Dr. Berger says these concerns are best addressed with a compassionate exchange of ideas between patients and healthcare providers. Conversations rooted in respect lead to long-term relationships where patients feel comfortable sharing concerns and feel a trusted partnership with their healthcare provider.

“We have to honor and respect how the patient came to those decisions, and we have got to make it safe for them to tell us about what their reluctance is and what their concerns are. Rather than saying you can’t get Covid from this, which puts them down in a sense, we need to be able to stay, you’re worried about getting COVID, and that’s making you reluctant to get the vaccine. Can we talk more about that,” said Dr. Berger.

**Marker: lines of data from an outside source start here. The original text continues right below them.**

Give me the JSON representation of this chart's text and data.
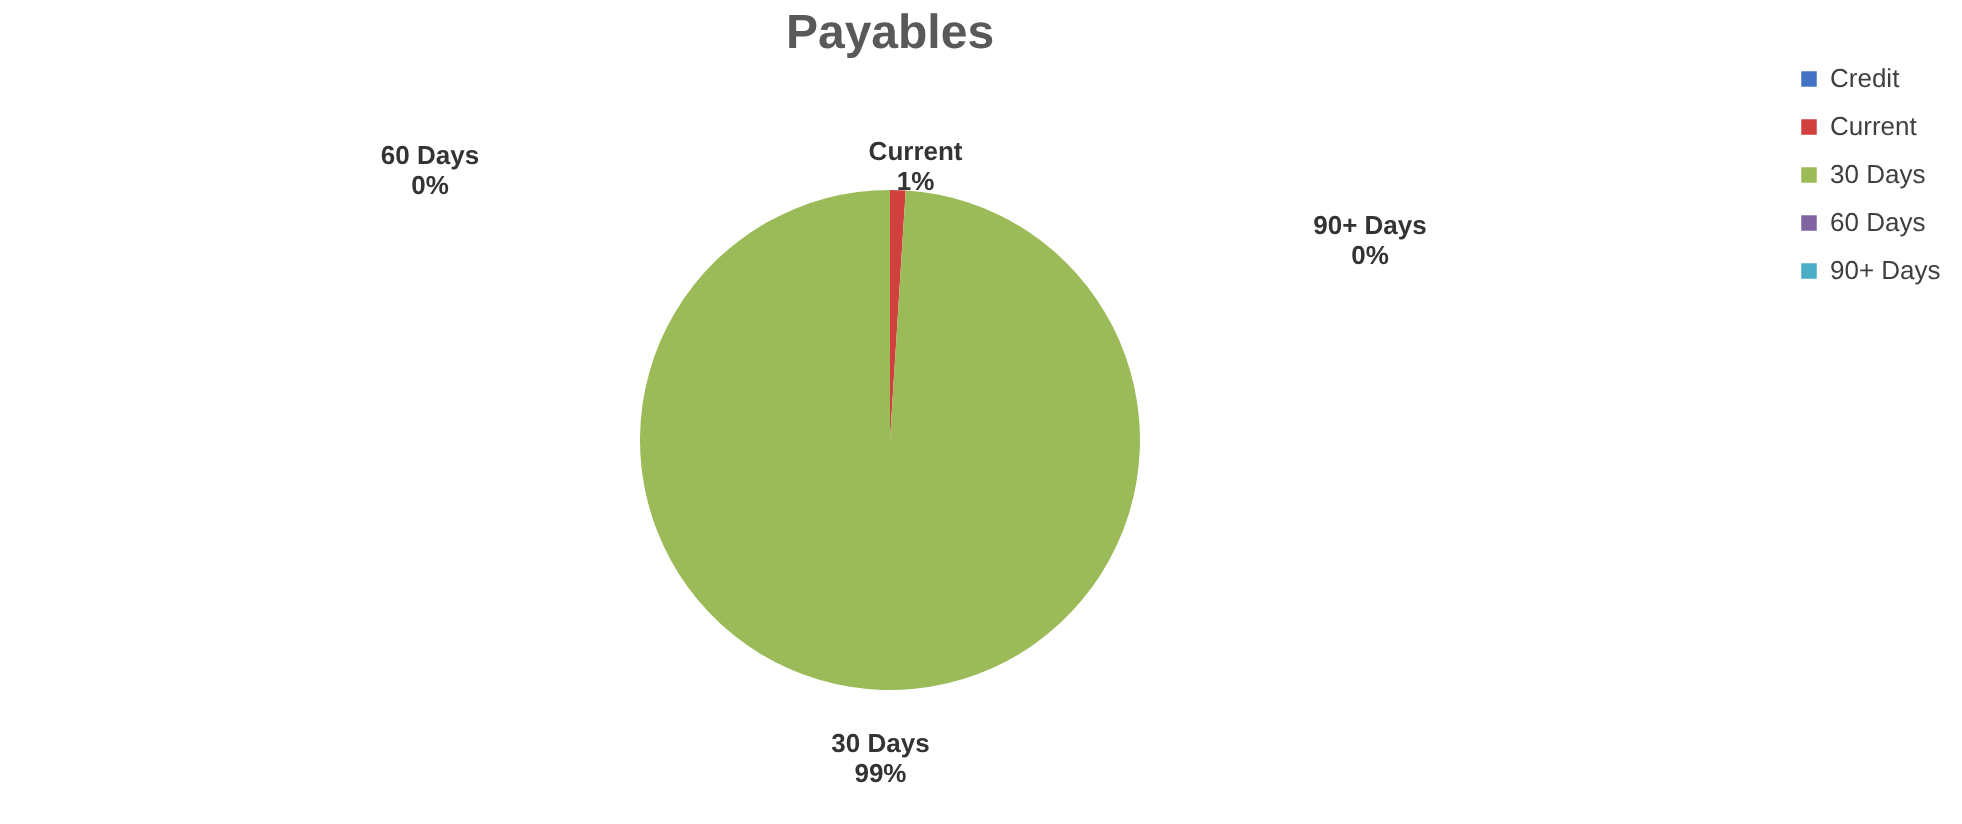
{
  "chart_data": {
    "type": "pie",
    "title": "Payables",
    "categories": [
      "Credit",
      "Current",
      "30 Days",
      "60 Days",
      "90+ Days"
    ],
    "values": [
      0,
      1,
      99,
      0,
      0
    ],
    "colors": [
      "#4472c4",
      "#d13f3f",
      "#9bbb59",
      "#8064a2",
      "#4bacc6"
    ],
    "value_labels": [
      null,
      "1%",
      "99%",
      "0%",
      "0%"
    ],
    "legend": "right"
  }
}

In December, Dr. Berger wrote an article about why it’s essential to have a conversation not focused on convincing someone to get vaccinated but rather focused on compassionately listening to concerns of the patient: Using Care and Compassion to Respond to Vaccine Hesitancy

“Rather than beat them over the head with education, we ask would you mind if I share some thoughts with you on that and tell me what you think? We have found that two minutes of motivational interviewing is more effective than thirty minutes of the paternalistic approach. We also knew from research when people felt listened to and heard, they are far more open for new information that may alleviate their concerns,” said Dr. Berger. 

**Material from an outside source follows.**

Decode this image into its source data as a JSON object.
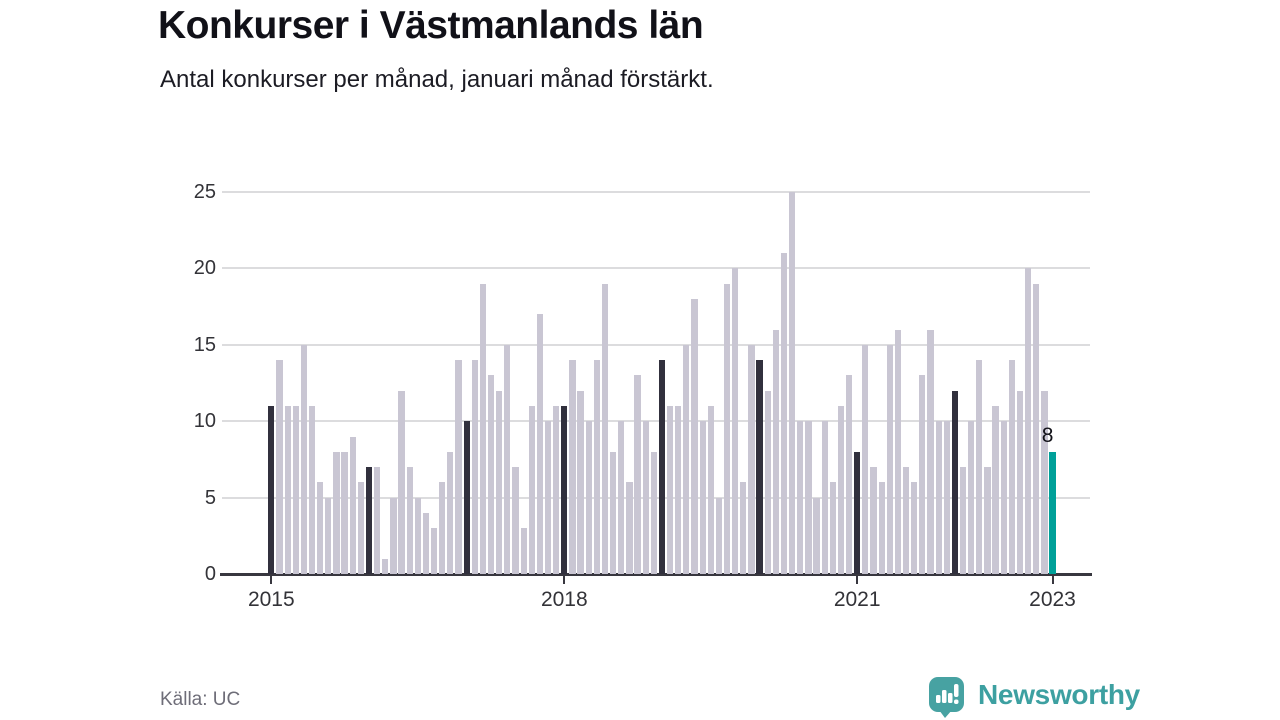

Dr. Berger says motivational interviewing can also be used as a tool when discussing the vaccine with your family and friends. The conversation should not be about convincing a person they are wrong, which can hurt feelings and lead to a fight. Instead, focus on sharing individual concerns and respectfully discussing them. If needed, invite a healthcare professional to guide the conversation. 

Dr. Berger says conversations about vaccines or really any topic that may seem controversial to some that lead to confrontation rarely work. Dr. Berger says kindness is really the best medicine when confronting COVID-19 vaccine hesitancy and other healthcare concerns.